In spite of a gradual decrease during the 1980s, the city's population began to grow once again with the beginning of the Russian immigration in the 1990s. Currently, Dimona is the third largest city in the Negev, with the population of 31,200 (1995 estimate). About a third of the city's population works in industrial workplaces (chemical plants at the Dead Sea, high-tech[?] companies and textile shops), and another third in the area of services. Due to the introduction of new technologies, many workmen have found themselves fired in the recent years, creating a total unemployment rate of about 10%.
See also Dimona information (in Hebrew) (http://www.boker.org.il/meida/negev/itysirnt/dimona/dimngen.htm)

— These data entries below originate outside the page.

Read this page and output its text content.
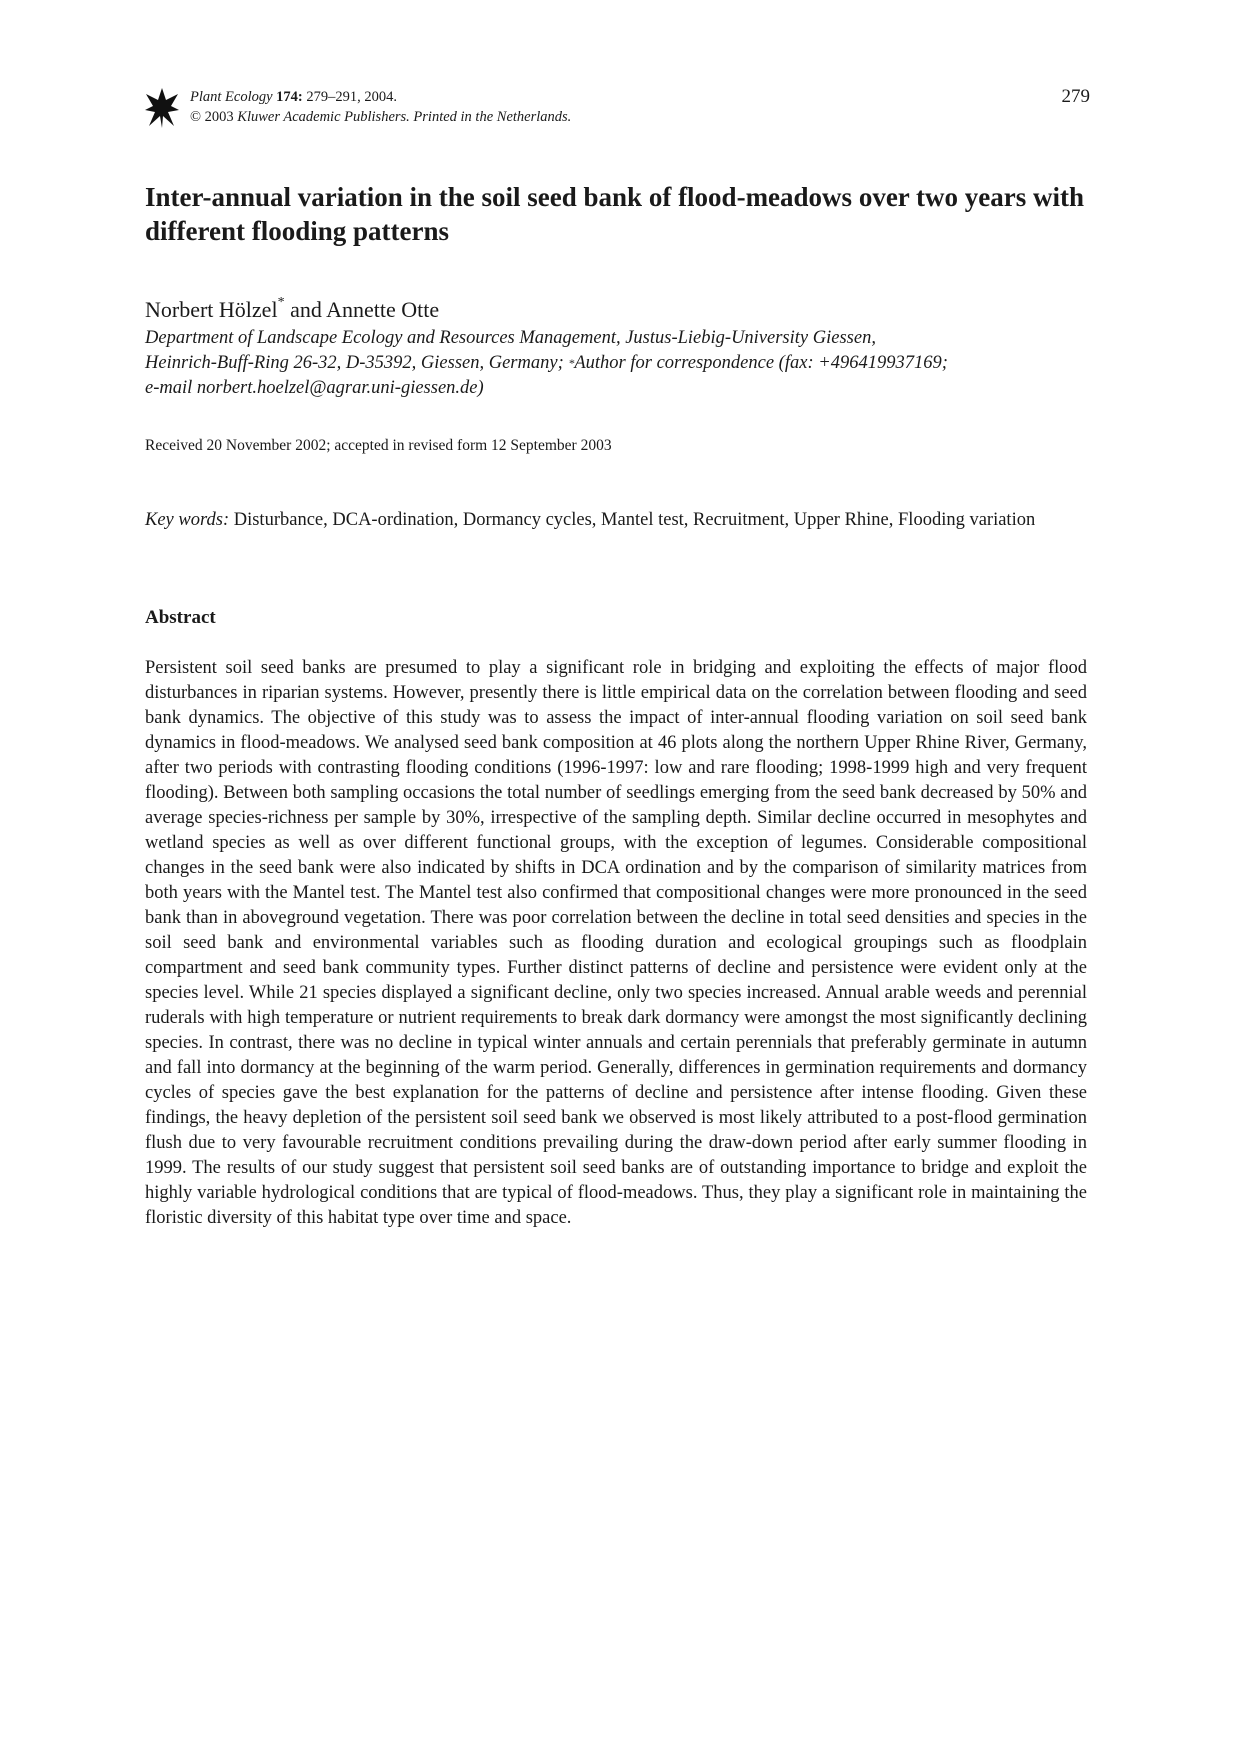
Plant Ecology 174: 279–291, 2004.
© 2003 Kluwer Academic Publishers. Printed in the Netherlands.
279
Inter-annual variation in the soil seed bank of flood-meadows over two years with different flooding patterns
Norbert Hölzel* and Annette Otte
Department of Landscape Ecology and Resources Management, Justus-Liebig-University Giessen,
Heinrich-Buff-Ring 26-32, D-35392, Giessen, Germany; *Author for correspondence (fax: +496419937169;
e-mail norbert.hoelzel@agrar.uni-giessen.de)
Received 20 November 2002; accepted in revised form 12 September 2003
Key words: Disturbance, DCA-ordination, Dormancy cycles, Mantel test, Recruitment, Upper Rhine, Flooding variation
Abstract

Persistent soil seed banks are presumed to play a significant role in bridging and exploiting the effects of major flood disturbances in riparian systems. However, presently there is little empirical data on the correlation between flooding and seed bank dynamics. The objective of this study was to assess the impact of inter-annual flooding variation on soil seed bank dynamics in flood-meadows. We analysed seed bank composition at 46 plots along the northern Upper Rhine River, Germany, after two periods with contrasting flooding conditions (1996-1997: low and rare flooding; 1998-1999 high and very frequent flooding). Between both sampling occasions the total number of seedlings emerging from the seed bank decreased by 50% and average species-richness per sample by 30%, irrespective of the sampling depth. Similar decline occurred in mesophytes and wetland species as well as over different functional groups, with the exception of legumes. Considerable compositional changes in the seed bank were also indicated by shifts in DCA ordination and by the comparison of similarity matrices from both years with the Mantel test. The Mantel test also confirmed that compositional changes were more pronounced in the seed bank than in aboveground vegetation. There was poor correlation between the decline in total seed densities and species in the soil seed bank and environmental variables such as flooding duration and ecological groupings such as floodplain compartment and seed bank community types. Further distinct patterns of decline and persistence were evident only at the species level. While 21 species displayed a significant decline, only two species increased. Annual arable weeds and perennial ruderals with high temperature or nutrient requirements to break dark dormancy were amongst the most significantly declining species. In contrast, there was no decline in typical winter annuals and certain perennials that preferably germinate in autumn and fall into dormancy at the beginning of the warm period. Generally, differences in germination requirements and dormancy cycles of species gave the best explanation for the patterns of decline and persistence after intense flooding. Given these findings, the heavy depletion of the persistent soil seed bank we observed is most likely attributed to a post-flood germination flush due to very favourable recruitment conditions prevailing during the draw-down period after early summer flooding in 1999. The results of our study suggest that persistent soil seed banks are of outstanding importance to bridge and exploit the highly variable hydrological conditions that are typical of flood-meadows. Thus, they play a significant role in maintaining the floristic diversity of this habitat type over time and space.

An Israeli nuclear installation is located about ten kilometers to the south of Dimona, the Negev Nuclear Research Center. Its construction commmenced in 1958, with French assistance. The official reason given by the Israeli and French governments was to build a nuclear reactor to power a "desalination plant", in order to "green the Negev". The purpose of Dimona is widely assumed to be the manufacturing of nuclear weapons, and the majority of defence experts have concluded that it does in fact do that. However, the Israeli government refuses to confirm or deny this publicly, a policy it refers to as "ambiguity".
The Dimona reactor went on-line some time between 1962 and 1964, and with the enriched uranium produced there, perhaps together with some enriched uranium outright stolen from the USA, the Israel Defence Forces most probably had their first nuclear weapons ready before the Six-Day War. Although the Israeli government has always claimed it has been used for peaceful purposes, the United States overflew the site with U-2 aircraft to sample the air for radioactive by products.
When the United States intelligence community discovered the purpose of Dimona in the early 1960s, it demanded that Israel agree to international inspections. Israel agreed, but on a condition that US, rather than IAEA, inspectors were used, and that Israel would receive advanced notice of all inspections.
Some claim that because Israel knew the schedule of the inspectors' visits, it was able to hide the alleged purpose of the site (manufacturing of nuclear weapons) from the inspectors, by installing temporary false walls and other devices before each inspection. The inspectors eventually informed the U.S. government that their inspections were useless, due to Israeli restrictions on what areas of the facility they could inspect. In 1969, the United States terminated the inspections.
In 1986, Mordechai Vanunu, a former technican at Dimona, revealed to the media some evidence of Israel's nuclear program. Israeli agents kidnapped him from Italy, drugged him and transported him to Israel, and an Israeli court then tried him in secret on charges of treason and espionage, and sentenced him to eighteen years imprisonment. At the time of Vanuunu's arrest, the Times reported that Israel had material for approximately 20 hydrogen bombs and 200 fission bombs.
Dimona's reactor is currently defended by batteries of Patriot missiles[?] in anticipation of strikes by Iraq.